本書の書き手と見なされるのはニューヨークの図書館司書を辞めたばかりの30代の女性オデイ。彼女は2年前に消息を絶った元恋人トッドとの再会を渇望しながら、当時の思い出を綴っていきます。美術史家を志しながらデータセンターの夜間業務に就いていたトッドの、博学な年上の同僚がレスラーであり、彼の経歴は謎に包まれていました。実はレスラーは1950年代に遺伝子暗号の解読を目指す競争の最先端にいた新進気鋭の生化学者だったのです。

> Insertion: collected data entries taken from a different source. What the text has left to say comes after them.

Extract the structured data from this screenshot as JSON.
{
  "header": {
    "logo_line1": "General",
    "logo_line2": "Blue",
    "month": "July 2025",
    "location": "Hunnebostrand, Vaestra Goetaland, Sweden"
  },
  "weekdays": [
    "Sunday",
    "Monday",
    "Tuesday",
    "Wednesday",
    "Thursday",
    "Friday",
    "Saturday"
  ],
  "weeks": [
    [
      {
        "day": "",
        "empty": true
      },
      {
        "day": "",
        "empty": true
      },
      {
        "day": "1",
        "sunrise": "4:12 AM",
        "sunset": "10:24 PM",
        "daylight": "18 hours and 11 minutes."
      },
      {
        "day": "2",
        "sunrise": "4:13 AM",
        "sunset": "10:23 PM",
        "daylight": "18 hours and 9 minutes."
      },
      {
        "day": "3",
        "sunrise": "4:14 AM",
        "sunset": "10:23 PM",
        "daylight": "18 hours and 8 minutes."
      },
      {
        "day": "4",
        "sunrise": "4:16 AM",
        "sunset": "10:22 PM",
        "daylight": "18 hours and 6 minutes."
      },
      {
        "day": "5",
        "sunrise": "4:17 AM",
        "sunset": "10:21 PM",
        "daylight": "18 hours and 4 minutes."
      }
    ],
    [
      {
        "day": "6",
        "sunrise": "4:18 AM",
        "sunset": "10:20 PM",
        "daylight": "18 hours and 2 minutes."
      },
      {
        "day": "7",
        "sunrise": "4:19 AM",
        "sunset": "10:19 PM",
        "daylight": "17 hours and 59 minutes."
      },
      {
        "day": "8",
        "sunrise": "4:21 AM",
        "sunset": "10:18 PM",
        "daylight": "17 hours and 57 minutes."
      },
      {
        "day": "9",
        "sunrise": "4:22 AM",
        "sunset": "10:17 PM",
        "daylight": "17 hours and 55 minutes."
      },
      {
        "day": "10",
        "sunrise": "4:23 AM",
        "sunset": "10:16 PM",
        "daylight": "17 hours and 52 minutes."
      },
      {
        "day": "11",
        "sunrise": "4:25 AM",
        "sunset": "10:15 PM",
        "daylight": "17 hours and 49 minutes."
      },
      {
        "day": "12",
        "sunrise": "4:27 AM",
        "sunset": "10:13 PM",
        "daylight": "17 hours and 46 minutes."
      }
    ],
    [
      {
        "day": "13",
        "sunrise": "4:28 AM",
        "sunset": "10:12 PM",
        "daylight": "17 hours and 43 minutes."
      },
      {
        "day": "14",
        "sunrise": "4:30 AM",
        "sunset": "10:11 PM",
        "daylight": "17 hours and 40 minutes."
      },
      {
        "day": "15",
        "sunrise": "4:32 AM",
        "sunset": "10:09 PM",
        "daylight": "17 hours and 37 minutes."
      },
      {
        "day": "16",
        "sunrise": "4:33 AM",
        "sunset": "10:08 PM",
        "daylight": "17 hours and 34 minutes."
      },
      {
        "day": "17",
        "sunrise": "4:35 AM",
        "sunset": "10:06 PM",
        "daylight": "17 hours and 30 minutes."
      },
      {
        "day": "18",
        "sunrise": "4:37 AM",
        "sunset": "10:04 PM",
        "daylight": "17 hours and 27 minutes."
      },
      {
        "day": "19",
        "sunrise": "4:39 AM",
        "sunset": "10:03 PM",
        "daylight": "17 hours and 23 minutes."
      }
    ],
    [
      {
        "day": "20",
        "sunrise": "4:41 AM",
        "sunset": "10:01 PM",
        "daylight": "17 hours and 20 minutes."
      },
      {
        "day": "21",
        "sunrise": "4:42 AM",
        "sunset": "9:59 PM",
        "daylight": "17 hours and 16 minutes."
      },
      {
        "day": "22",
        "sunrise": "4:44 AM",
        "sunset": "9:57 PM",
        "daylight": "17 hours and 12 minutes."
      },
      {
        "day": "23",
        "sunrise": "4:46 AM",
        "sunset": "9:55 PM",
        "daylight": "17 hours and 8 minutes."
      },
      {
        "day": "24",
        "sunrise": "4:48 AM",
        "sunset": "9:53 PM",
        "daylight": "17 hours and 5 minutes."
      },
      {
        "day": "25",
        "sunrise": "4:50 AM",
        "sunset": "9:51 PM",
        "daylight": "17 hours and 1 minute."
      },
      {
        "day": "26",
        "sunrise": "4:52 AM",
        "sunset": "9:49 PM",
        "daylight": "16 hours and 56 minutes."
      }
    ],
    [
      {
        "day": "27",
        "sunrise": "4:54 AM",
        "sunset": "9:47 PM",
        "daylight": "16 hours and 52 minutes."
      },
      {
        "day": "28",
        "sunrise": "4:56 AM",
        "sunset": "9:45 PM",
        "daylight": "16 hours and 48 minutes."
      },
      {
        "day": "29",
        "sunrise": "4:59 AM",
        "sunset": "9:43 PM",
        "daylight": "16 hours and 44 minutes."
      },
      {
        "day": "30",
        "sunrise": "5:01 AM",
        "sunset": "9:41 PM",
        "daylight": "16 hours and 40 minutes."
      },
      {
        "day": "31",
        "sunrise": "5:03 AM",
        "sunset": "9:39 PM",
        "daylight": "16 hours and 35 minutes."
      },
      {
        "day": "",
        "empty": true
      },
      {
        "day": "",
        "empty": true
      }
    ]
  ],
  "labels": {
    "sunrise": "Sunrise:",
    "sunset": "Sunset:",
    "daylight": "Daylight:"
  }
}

彼が研究の表舞台から姿を消した背景には、同僚ジャネットとの悲恋があったのですが・・。

 

1950年代のトッドとジャネット。1980年代のオディとトッド。2組の男女の恋愛模様が、長い時の中で反復や変奏を奏であいながら、二重螺旋のように絡み合っていきます。自分自身の根源に対する問いは、生命の根源を解き明かそうという試みと重なり合っていくわけです。種と個人の関係が幾度となく問いかけられる本書には、不吉な兆候も多く登場します。種に進化や多様性をもたらす塩基配列の変異は、個人レベルでは死や病や不妊や先天性疾患をもたらすのですから。さらに人類の傲慢で愚かなふるまいが、人類自身を含む多様な種の保存を脅かしているという事実も、幾度となく強調されています。

 

しかし「訳者あとがき」にあるように、「それでもやはり、この小説は祝福の歌」なのです。たった1行からなる末尾のアリアまで読めば、それは明らかです。遺伝子が全てを決定するわけではないことは明白なのですし。ただし訳者の「本書を読む際のBGMにはバッハの『ゴルドベルク変奏曲』をお薦めしたい」との意見には同意できません。一度試しましたが楽曲のバリエーションが気になって読書への集中が削がれてしまいました。